Other Desert Cities — You’ll Laugh, You’ll Cry

desertFA case could easily be made that there are too many plays about too many privileged white people bemoaning their fate in too many tastefully decorated rooms. The line from Chekov to Philadelphia Story to Gurney’s Dining Room to Albee’s The Goat is really a study in white privilege burdened by ever-increasing cynicism and mounting absurdity. The current offering upstairs at Warren’s 2nd Story Theatre is certainly no different, but Jon Robin Baitz’s Other Desert Cities at least has enough of a soul to turn the mirror on itself often enough for us to drum up compassion for a family that seems marginally more concerned about their own consciences than their tennis game.

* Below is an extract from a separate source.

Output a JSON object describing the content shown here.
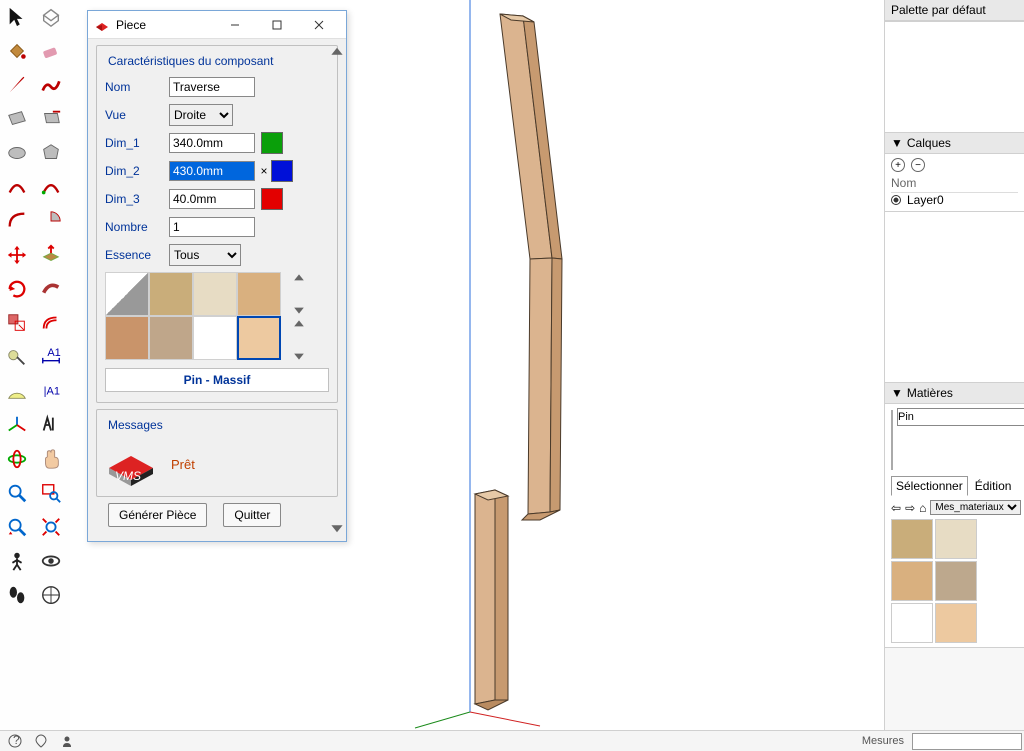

The Wyeth clan are, of course, very rich and very white, ensconced in their California digs funded by Hollywood money. Vince Petronio and Sharon Carpentier are fantastic as Lyman and Polly, friends of Ronnie Reagan and that particular breed of West Coast conservative that would seem quaint if it weren’t still dangerous. Their children, Trip (a casually nuanced Ara Boghigian) and Brooke (Rachel Morris, running on all cylinders in a cast that keeps up the pressure) have the usual maladies – depression, ennui, anger toward their parents, and a sibling lost to apparent suicide. Polly’s sister Silda, the aunt you can confide in, is, of course, battling alcoholism (in these families, the only difference between those battling addiction and those who aren’t seems to be whether or not you attend all those 12-step meetings). Brooke has returned from the East Coast to drop a bombshell. She plans to release her memoirs (aided on the sly by Aunt Silda) and call out her more or less famous folks as abusive parents who drove her departed brother to his suicide. And hilarity ensues.

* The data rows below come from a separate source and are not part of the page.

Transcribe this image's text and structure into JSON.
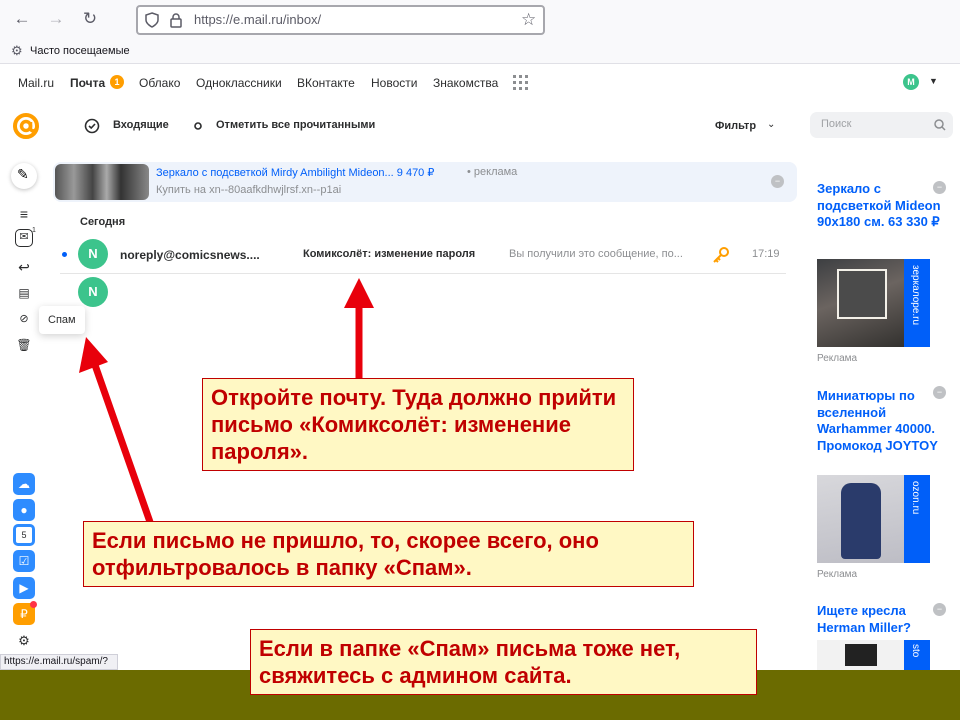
{
  "browser": {
    "url": "https://e.mail.ru/inbox/",
    "bookmark": "Часто посещаемые",
    "status_url": "https://e.mail.ru/spam/?"
  },
  "portal_nav": [
    "Mail.ru",
    "Почта",
    "Облако",
    "Одноклассники",
    "ВКонтакте",
    "Новости",
    "Знакомства"
  ],
  "mail_badge": "1",
  "user_initial": "M",
  "toolbar": {
    "inbox_label": "Входящие",
    "mark_all_label": "Отметить все прочитанными",
    "filter_label": "Фильтр",
    "search_placeholder": "Поиск"
  },
  "sidebar": {
    "unread_count": "1",
    "tooltip": "Спам",
    "calendar_day": "5"
  },
  "ad_banner": {
    "title": "Зеркало с подсветкой Mirdy Ambilight Mideon... 9 470 ₽",
    "tag": " • реклама",
    "link": "Купить на xn--80aafkdhwjlrsf.xn--p1ai"
  },
  "mail_list": {
    "date_header": "Сегодня",
    "items": [
      {
        "avatar": "N",
        "sender": "noreply@comicsnews....",
        "subject": "Комиксолёт: изменение пароля",
        "snippet": "Вы получили это сообщение, по...",
        "time": "17:19"
      }
    ],
    "second_avatar": "N"
  },
  "right_ads": [
    {
      "title": "Зеркало с подсветкой Mideon 90x180 см. 63 330 ₽",
      "side_text": "зеркалоpe.ru",
      "label": "Реклама"
    },
    {
      "title": "Миниатюры по вселенной Warhammer 40000. Промокод JOYTOY",
      "side_text": "ozon.ru",
      "label": "Реклама"
    },
    {
      "title": "Ищете кресла Herman Miller?",
      "side_text": "sto"
    }
  ],
  "callouts": {
    "open_mail": "Откройте почту. Туда должно прийти письмо «Комиксолёт: изменение пароля».",
    "check_spam": "Если письмо не пришло, то, скорее всего, оно отфильтровалось в папку «Спам».",
    "contact_admin": "Если в папке «Спам» письма тоже нет, свяжитесь с админом сайта."
  },
  "colors": {
    "accent": "#005ff9",
    "logo": "#ff9e00",
    "avatar": "#3cc48c",
    "callout_text": "#c00000",
    "callout_bg": "#fff8c4",
    "arrow": "#e8000b",
    "footer": "#6b6b00"
  }
}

Desert Cities is, actually, quite funny and deceivingly so for a script that gets quite dark and laden in metaphors about the deserts of Iraq and Afghanistan and the self-imposed existential exile of Palm Springs. Like many playwrights today, Baitz has a footlocker full of punchlines in search of jokes and the Wyeths are generally quip machines, armed to the teeth with repartee that seems custom built for sitcom television. That humor is essential, though, to lighten what would be something of a slog as the matter of Brooke’s incendiary manuscript threatens to tear the family apart. The questions become larger than simply outing some misguided old-school patriarchs and we explore what Baitz terms the “consequences of art over life.”

In lesser hands, the jokes would prevail and we would cease to care about any of the Wyeths. Ed Shea and cast, however, carry the script to somewhere higher than the sum of its parts. For all of our laughter, we are deeply moved not only by the twists of the storyline but the increasing shift in balance between the ostensible champions of free speech and truth and those who would seem to be shallow vessels of oppression. Sharon Carpentier continues to own the stage at 2nd Story whether she’s upstairs or downstairs, but Joanne Fayan’s Silda is a standout and Vince Petronio brings the house to tears as Desert Cities unravels on itself. Ed Shea directs in the round with an effortless air, trusting the actors to compel us to watch even as their back is turned. Other Desert Cities may be another shade of white, but here, it’s the thought that counts.